Hukuk Bölümü 1998/6 E., 1998/8 K.

  • ASKER KİŞİNİN KARAKOLA ÇIĞ DÜŞMESİ SONUCU ÖLÜMÜ
  • JANDARMA KARAKOL BİNASINA ÇIĞ DÜŞMESİ SONUCU ÖLEN ASKER KİŞİ
  • VAZİFE MALULLÜĞÜ YETİM AYLIĞI BAĞLANMASI TALEBİ
  • 1602 S. ASKERİ YÜKSEK İDARE MAHKEMESİ KANUNU [ Madde 20 ]
  • 2247 S. UYUŞMAZLIK MAHKEMESİNİN KURULUŞ VE İŞLEYİŞİ HAK... [ Madde 10 ]
  • 2330 S. NAKDİ TAZMİNAT VE AYLIK BAĞLANMASI HAKKINDA KANUN [ Madde 3 ]
  • 5434 S. TÜRKİYE CUMHURİYETİ EMEKLİ SANDIĞI KANUNU [ Madde 72 ]
  • "İçtihat Metni"

    OLAY : Davacıların oğulları N. K.; Siirt, Eruh, Tünekpınar Jandarma Karakol Komutanlığı emrinde J. Onbaşı olarak vatani görevini ifa ettiği sırada, 31.1.1992 tarihinde meydana gelen çığ düşmesi sonucu yıkılan karakol hizmet binasının altında kalarak şehit olmuştur.

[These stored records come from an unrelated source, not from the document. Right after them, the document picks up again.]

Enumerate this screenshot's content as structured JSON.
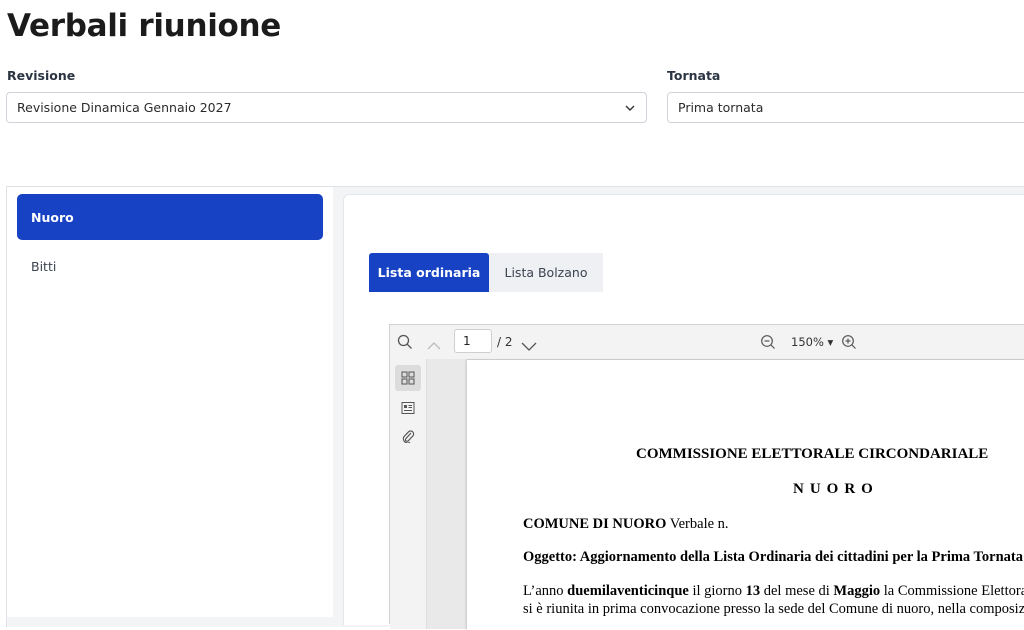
{
  "page": {
    "title": "Verbali riunione"
  },
  "filters": {
    "revisione": {
      "label": "Revisione",
      "value": "Revisione Dinamica Gennaio 2027"
    },
    "tornata": {
      "label": "Tornata",
      "value": "Prima tornata"
    }
  },
  "sidebar": {
    "items": [
      {
        "label": "Nuoro",
        "active": true
      },
      {
        "label": "Bitti",
        "active": false
      }
    ]
  },
  "tabs": [
    {
      "label": "Lista ordinaria",
      "active": true
    },
    {
      "label": "Lista Bolzano",
      "active": false
    }
  ],
  "viewer": {
    "current_page": "1",
    "total_pages": "/ 2",
    "zoom": "150%",
    "zoom_caret": "▾",
    "icons": [
      "search-icon",
      "chevron-up-icon",
      "chevron-down-icon",
      "zoom-out-icon",
      "zoom-in-icon",
      "thumbnails-icon",
      "outline-icon",
      "attachment-icon"
    ]
  },
  "document": {
    "heading": "COMMISSIONE ELETTORALE CIRCONDARIALE",
    "subheading": "NUORO",
    "comune_bold": "COMUNE DI NUORO",
    "comune_rest": " Verbale n.",
    "oggetto": "Oggetto: Aggiornamento della Lista Ordinaria dei cittadini per la Prima Tornata",
    "p1_a": "L’anno ",
    "p1_b": "duemilaventicinque",
    "p1_c": " il giorno ",
    "p1_d": "13",
    "p1_e": " del mese di ",
    "p1_f": "Maggio",
    "p1_g": " la Commissione Elettorale",
    "p2": "si è riunita in prima convocazione presso la sede del Comune di nuoro, nella composizione"
  },
  "colors": {
    "accent": "#1742c4",
    "inactive_tab": "#eef0f3",
    "panel_bg": "#f3f4f6"
  }
}
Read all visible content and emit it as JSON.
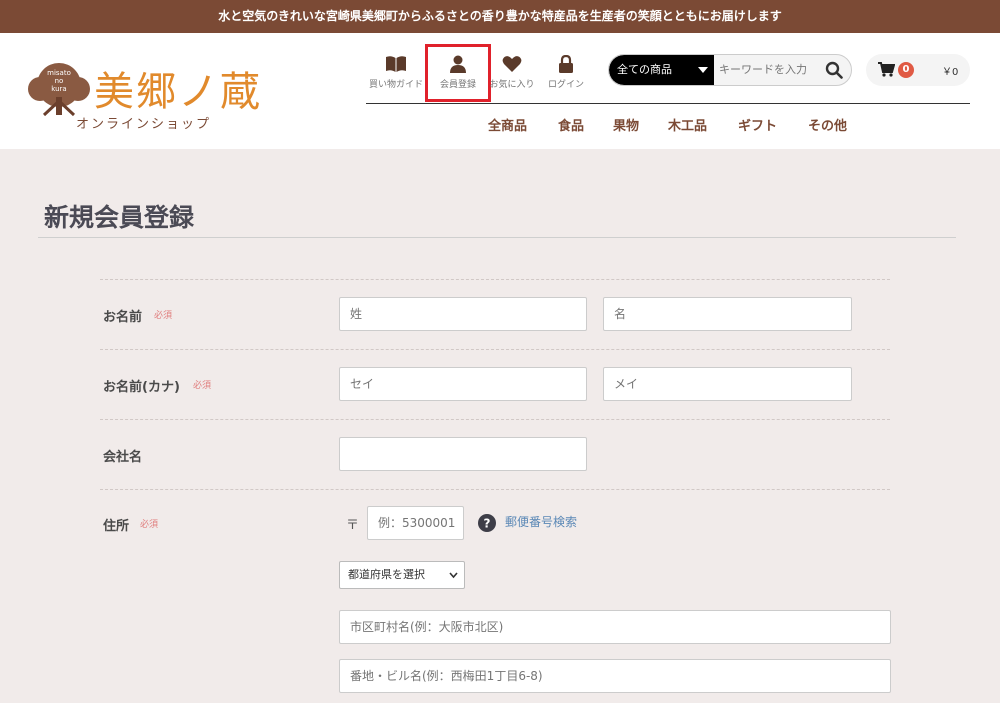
{
  "banner": {
    "text": "水と空気のきれいな宮崎県美郷町からふるさとの香り豊かな特産品を生産者の笑顔とともにお届けします"
  },
  "logo": {
    "brand": "美郷ノ蔵",
    "sub": "オンラインショップ",
    "tree_text": [
      "misato",
      "no",
      "kura"
    ]
  },
  "icon_nav": [
    {
      "label": "買い物ガイド",
      "icon": "book-icon"
    },
    {
      "label": "会員登録",
      "icon": "user-icon",
      "active": true
    },
    {
      "label": "お気に入り",
      "icon": "heart-icon"
    },
    {
      "label": "ログイン",
      "icon": "lock-icon"
    }
  ],
  "search": {
    "category": "全ての商品",
    "placeholder": "キーワードを入力"
  },
  "cart": {
    "count": "0",
    "total": "￥0"
  },
  "categories": [
    "全商品",
    "食品",
    "果物",
    "木工品",
    "ギフト",
    "その他"
  ],
  "page_title": "新規会員登録",
  "form": {
    "required": "必須",
    "name": {
      "label": "お名前",
      "last_placeholder": "姓",
      "first_placeholder": "名"
    },
    "kana": {
      "label": "お名前(カナ)",
      "last_placeholder": "セイ",
      "first_placeholder": "メイ"
    },
    "company": {
      "label": "会社名"
    },
    "address": {
      "label": "住所",
      "postal_mark": "〒",
      "postal_placeholder": "例：5300001",
      "postal_lookup": "郵便番号検索",
      "prefecture_select": "都道府県を選択",
      "city_placeholder": "市区町村名(例：大阪市北区)",
      "street_placeholder": "番地・ビル名(例：西梅田1丁目6-8)"
    }
  },
  "colors": {
    "banner": "#7b4a35",
    "brand": "#e18a2c",
    "accent_red": "#e0212b",
    "link": "#5b88b6"
  }
}
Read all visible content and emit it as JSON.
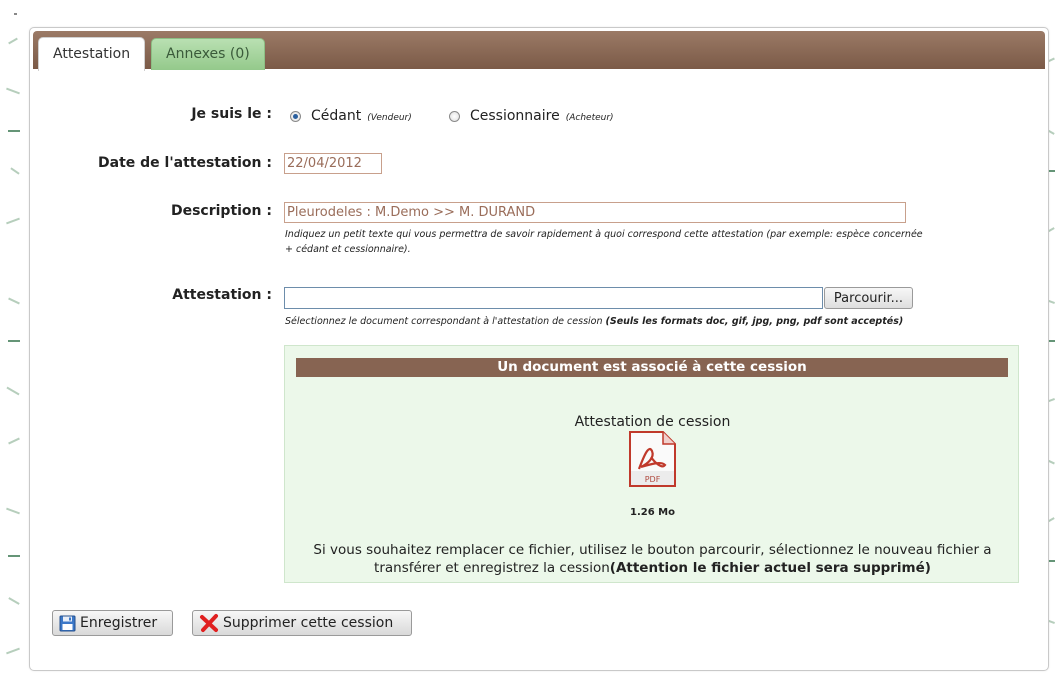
{
  "tabs": {
    "attestation": "Attestation",
    "annexes": "Annexes (0)"
  },
  "form": {
    "role_label": "Je suis le :",
    "role_options": [
      {
        "label": "Cédant",
        "sub": "(Vendeur)",
        "checked": true
      },
      {
        "label": "Cessionnaire",
        "sub": "(Acheteur)",
        "checked": false
      }
    ],
    "date_label": "Date de l'attestation :",
    "date_value": "22/04/2012",
    "description_label": "Description :",
    "description_value": "Pleurodeles : M.Demo >> M. DURAND",
    "description_hint_line1": "Indiquez un petit texte qui vous permettra de savoir rapidement à quoi correspond cette attestation (par exemple: espèce concernée",
    "description_hint_line2": "+ cédant et cessionnaire).",
    "attestation_label": "Attestation :",
    "attestation_value": "",
    "browse_label": "Parcourir...",
    "attestation_hint": "Sélectionnez le document correspondant à l'attestation de cession",
    "attestation_hint_bold": "(Seuls les formats doc, gif, jpg, png, pdf sont acceptés)"
  },
  "document": {
    "header": "Un document est associé à cette cession",
    "title": "Attestation de cession",
    "file_size": "1.26 Mo",
    "icon": "pdf-file-icon",
    "note": "Si vous souhaitez remplacer ce fichier, utilisez le bouton parcourir, sélectionnez le nouveau fichier a transférer et enregistrez la cession",
    "note_bold": "(Attention le fichier actuel sera supprimé)"
  },
  "actions": {
    "save_label": "Enregistrer",
    "save_icon": "floppy-disk-icon",
    "delete_label": "Supprimer cette cession",
    "delete_icon": "red-x-icon"
  },
  "colors": {
    "tabbar": "#876452",
    "inactive_tab": "#a8d8a0",
    "doc_box_bg": "#ecf8ea",
    "doc_header": "#876452"
  }
}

    2330 sayılı Nakdi Tazminat ve Aylık Bağlanması Hakkında Kanunun 10. maddesi uyarınca Bakanlar Kurulunca çıkarılan Yönetmelik hükümlerine göre oluşturulan Nakdi Tazminat Komisyonunca; 3.3.1992 gün ve 1992/126 sayı ile, emniyet ve asayişin korunması ile ilgili bir görevde iken doğal afet sonucu şehit oldukları saptanan, davacıların oğullarının da aralarında yer aldığı 6 J. Onb. ve 23 J. Erinin yasal mirasçılarına anılan Yasanın değişik 3. maddesine göre hesaplanan 105,123,000.- TL.'sı nakdi tazminat ödenmesi kararlaştırılmış ve ilgililere ödenmiştir.

    T.C. Emekli Sandığı Yönetim Kurulunun 6.5.1992 günlü, 943 sayılı kararı ile J. Onb. N. K.'ün vazife malulü olduğu kabul edilmiş ise de, adıgeçenin babası hakkında düzenlenen muhtaçlık belgesinden muhtaç olmadığının anlaşılması nedeniyle 5434 sayılı Yasa'nın 72. maddesine göre kendilerine vazife malullüğü yetim aylığı bağlanamayacağı bildirilmiş; ancak, anılan Yasa maddesinde 1994 yılında 3997 ve 4049 sayılı Yasalarla değişiklik yapılması üzerine adıgeçenin babası tarafından, durumlarının yeniden incelenerek kendilerine aylık bağlanması için en son 10.6.1996 tarihli dilekçeyle başvuruda bulunulmuş olup, anılan idarenin Tahsisler Dairesi Başkanlığı ifadeli 27.7.1996 günlü yazı ile, 3997 sayılı Yasa ile yapılan değişikliğe göre ölüm olayının harp esnasında ya da terörle mücadele sırasında meydana gelmesi; 4049 sayılı Yasa ile yapılan değişikliğe göre de, aylık bağlanabilmesi için ilgilinin muhtaç ve malul olduğunu belgelemesi gerektiği belirtilerek, istek reddedilmiştir.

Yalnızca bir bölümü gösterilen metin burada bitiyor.